Do not confuse this novel, with its cover depicting the Arc de Triomphe, with “All the Light You Cannot See.”
While both take place, at least partially, during World War II and in France, this is a very different story.
Golden, author of “Comeback Love,” writes of Julian Rose, who escapes from Germany in the 1920s, and Kendall Wakefield, an African-American college senior whose mother, the daughter of a slave, is founder of a college in South Florida.
Julian, who gets rich by bootlegging, becomes even richer when he begins investing in real estate. When he earns enough money, he brings his parents to America from Germany.
It is a fact that African-American colleges rescued hundreds of Jewish professors and their families from the Nazis, so Golden uses that to move Julian’s father into a position at the college Kendall’s mother runs.
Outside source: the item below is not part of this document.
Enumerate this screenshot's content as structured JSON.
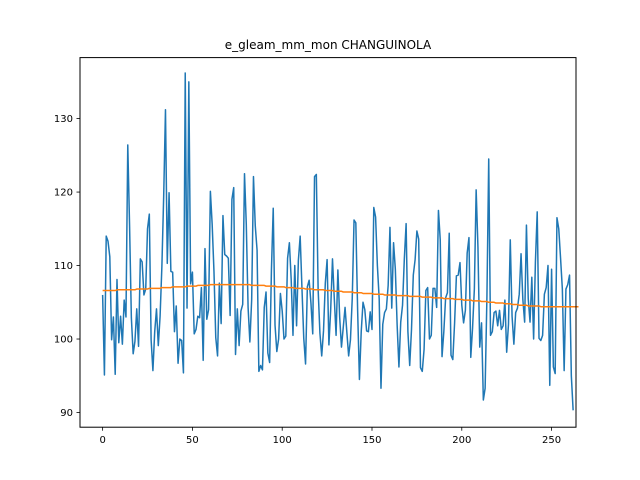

When Julian and Kendall meet, so begins a 30-year affair that will take the two from the racism of Miami to the jazz clubs of Greenwich Village to postwar Paris.
In Paris, the two meet greats such as John Paul Sartré and Pablo Picasso, along with other artists and intellectuals.
Julian, once a skilled dodger of the law, serves in American intelligence and ends up as an interrogator at the Nuremberg trials. Julian wants to marry, but Kendall wants to be free to continue her career as a photographer. She turns out to be one of the first journalists to photograph concentration camp survivors — in the novel.
Reviewers praise the concept of the book, but be warned that it contains a number of explicit sex scenes.
Golden is lauded for his ability to weave historical fact into this broad-reaching novel. It’s a love story and a lesson in history as Kendall and Julian move from the Depression to the mid-1960s, from World War II to the Cold War.
Golden has been a journalist, a biographer, historian and a fiction writer. His next novel will be about the Holocaust and the Cold War.